Con il quarto e ultimo motivo, riferito dell’art. 360 c.p.c., n. 3, si denuncia la violazione degli artt. 91 e 92 c.p.c., in cui il Tribunale sarebbe incorso compensando le spese di lite in ragione della soccombenza reciproca tra il professionista ed il cliente; soccombenza reciproca ravvisata dal medesimo Tribunale nella riduzione del credito professionale dell’avv. P. dall’importo azionato in via monitoria all’importo giudizialmente riconosciuto. Nel mezzo di ricorso si svolge una duplice argomentazione:

a) sotto un primo profilo il ricorrente deduce che, se il Tribunale si fosse limitato a trattare soltanto il tema della determinazione del compenso, depurandolo, come avrebbe dovuto fare, dalle questioni che ne esulavano, l’opposizione sarebbe stata dichiarata inammissibile e le spese sarebbero state regolate in favore del creditore opposto;

b) sotto un secondo profilo il ricorrente deduce che, anche in relazione alla decisione concretamente assunta nell’impugnata ordinanza, V.V. dovrebbe ritenersi soccombente, essendo stato comunque condannato ad un pagamento nei confronti del creditore opposto.

Anche il quarto motivo va disatteso. L’argomentazione sub a) non ha pregio, perchè essa risulta meramente ipotetica e, in definitiva, subordinata all’accoglimento dei precedenti motivi di ricorso, i quali sono invece da rigettare.

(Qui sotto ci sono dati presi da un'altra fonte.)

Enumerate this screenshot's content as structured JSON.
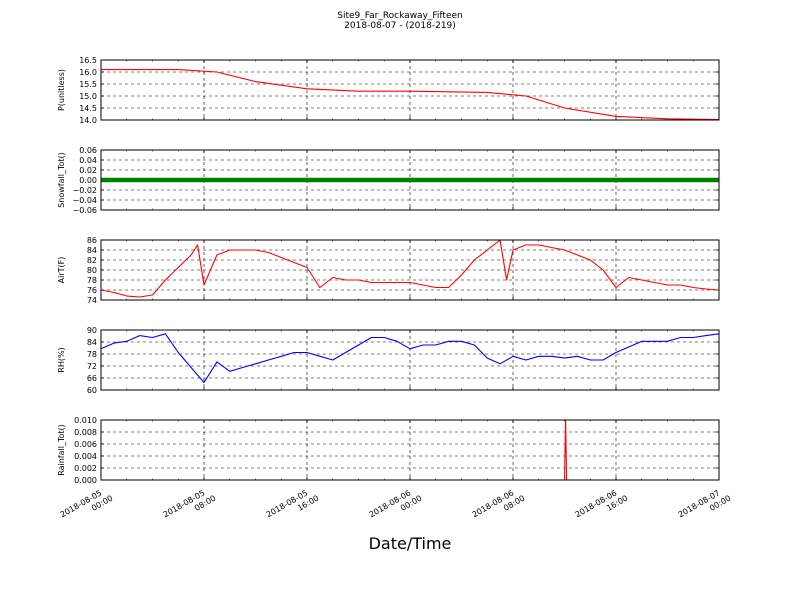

L’argomentazione sub b) va disattesa perchè, contrariamente all’assunto ivi sostenuto, la giurisprudenza di questa Corte ha già avuto modo di chiarire che anche la mera riduzione della somma pretesa in sede monitoria integra l’ipotesi di soccombenza reciproca (cfr. Cass. 3438/16: “La regolazione delle spese di lite può avvenire in base alla soccombenza integrale, che determina la condanna dell’unica parte soccombente al pagamento integrale di tali spese (art. 91 c.p.c.), ovvero in base alla reciproca parziale soccombenza, che si fonda sul principio di causalità degli oneri processuali e comporta la possibile compensazione totale o parziale di essi (art. 92 c.p.c., comma 2); a tale fine, la reciproca soccombenza va ravvisata sia in ipotesi di pluralità di domande contrapposte formulate nel medesimo processo fra le stesse parti, sia in ipotesi di accoglimento parziale dell’unica domanda proposta, tanto allorchè quest’ultima sia stata articolati in più capi, dei quali siano stati accolti solo alcuni, quanto nel caso in cui sia stata articolata in un unico capo e la parzialità abbia riguardato la misura meramente quantitativa del suo accoglimento”).

Il ricorso va quindi, in definitiva, rigettato.

Non vi è luogo a regolazione delle spese, non avendo gli intimati svolto attività difensiva in questa sede.

Deve altresì darsi atto della sussistenza dei presupposti per il versamento, da parte del ricorrente, del raddoppio del contributo unificato D.P.R. n. 115 del 2002, ex art. 13, comma 1-quater, se dovuto.

P.Q.M.

La Corte rigetta il ricorso.

Si dà atto della sussistenza dei presupposti processuali per il versamento, da parte del ricorrente, di un ulteriore importo a titolo di contributo unificato pari a quello previsto per il ricorso principale, a norma dello stesso art. 13, comma 1 bis, se dovuto.

Così deciso in Roma, il 22 luglio 2020.